Um ihre Lebensziele erreichen zu können und nicht durch Akut- oder Folgekomplikationen daran gehindert zu werden, nehmen Menschen mit Diabetes die Mühen der Therapie auf sich. Wissenschaftliche Studien zeigen jedoch, dass das Leben mit Diabetes Spuren hinterlässt und die Lebensqualität bei Menschen mit Diabetes, unabhängig vom Diabetestyp, im Durchschnitt etwas schlechter ist als in der Allgemeinbevölkerung. Daher wollten wir in der Umfrage wissen, wie Menschen mit Diabetes ihre Lebensqualität einschätzen.
Fast 60 Prozent der Befragten schätzen ihre Lebensqualität ähnlich ein wie Menschen ohne Diabetes. Das passt zu den Aussagen der Befragten: „Ich schaffe nichts ‚trotz‘ Diabetes. Es ist halt ein Teil meines Lebens und ich mache alles mit meinem Diabetes.“ „Diabetes hindert mich nicht, was auch immer zu schaffen.“ Allerdings geben 39 Prozent an, dass sie ihre Lebensqualität vergleichsweise schlechter einschätzen.
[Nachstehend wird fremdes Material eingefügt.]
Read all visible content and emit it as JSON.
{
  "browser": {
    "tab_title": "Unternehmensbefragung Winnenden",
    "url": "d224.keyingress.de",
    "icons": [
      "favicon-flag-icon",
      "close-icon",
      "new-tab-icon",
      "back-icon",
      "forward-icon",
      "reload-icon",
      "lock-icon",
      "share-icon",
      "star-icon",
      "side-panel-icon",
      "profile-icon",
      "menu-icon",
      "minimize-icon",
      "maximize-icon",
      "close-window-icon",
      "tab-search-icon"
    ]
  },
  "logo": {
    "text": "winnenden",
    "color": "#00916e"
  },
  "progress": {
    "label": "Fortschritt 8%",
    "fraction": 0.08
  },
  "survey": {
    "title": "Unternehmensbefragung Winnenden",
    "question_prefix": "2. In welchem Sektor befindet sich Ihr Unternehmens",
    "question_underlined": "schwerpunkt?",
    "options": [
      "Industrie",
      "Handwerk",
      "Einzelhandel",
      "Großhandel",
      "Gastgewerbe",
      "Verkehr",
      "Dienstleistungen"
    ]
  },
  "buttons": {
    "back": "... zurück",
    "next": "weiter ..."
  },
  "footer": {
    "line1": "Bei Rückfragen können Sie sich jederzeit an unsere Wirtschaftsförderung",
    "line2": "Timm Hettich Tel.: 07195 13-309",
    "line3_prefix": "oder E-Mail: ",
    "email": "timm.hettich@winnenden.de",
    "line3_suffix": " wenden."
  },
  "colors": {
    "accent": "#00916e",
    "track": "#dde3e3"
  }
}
Erahnen, warum das so ist, lässt sich das durch Äußerungen wie: „Ich empfinde immer noch jeden Messwert, der von meiner berechneten Erwartung abweicht, als Enttäuschung bzw. Niederlage.“ „Verschiedene Folgeerkrankungen. Am Beginn meines Diabetes war die ärztliche Betreuung menschlich gut, aber medizinisch schwach.“ Nicht zu vergessen: 3 Prozent schätzen ihre Lebensqualität besser ein als Menschen ohne Diabetes.
Vielleicht waren dies Teilnehmer, die geantwortet haben: „Ich würde eher sagen, ‚wegen‘ des Diabetes: Ich laufe Halbmarathon und bin sportlich so aktiv, wie ich es vor dem Diabetes nicht gewesen bin, und das mit großer Freude am Sport.“ „Unternehmen gegründet, die halbe Welt bereist, Höhen erklommen und bis zu 24 m tief getaucht.“
„Möglichst am Leben mit allen Sinnen teilzunehmen“ lautet die Antwort eines Teilnehmers auf die Frage nach dem wichtigsten Ziel der Diabetestherapie. Einerseits beinhaltet diese Antwort den Wunsch nach einem bewussten, intensiven Leben. Gleichzeitig schwingt die Sorge mit, aufgrund von Folgeerkrankungen wichtige Sinneseindrücke zu verlieren bzw. Einschränkungen zu erleiden.
Die Frage nach dem „Warum“ führt zu einer entscheidenden Frage: Was ist das Ziel, warum bemühen sich Menschen mit Diabetes jeden Tag um gute Therapie-Ergebnisse? Gute Glukosewerte sind ja nur Mittel zum Zweck, um Lebensziele zu erreichen oder keine Einschränkungen in der eigenen Lebensplanung zu erfahren. Aus der Motivationsforschung ist bekannt, dass persönlich bedeutsame, attraktive Ziele eine ganz wichtige Quelle der Motivation sind.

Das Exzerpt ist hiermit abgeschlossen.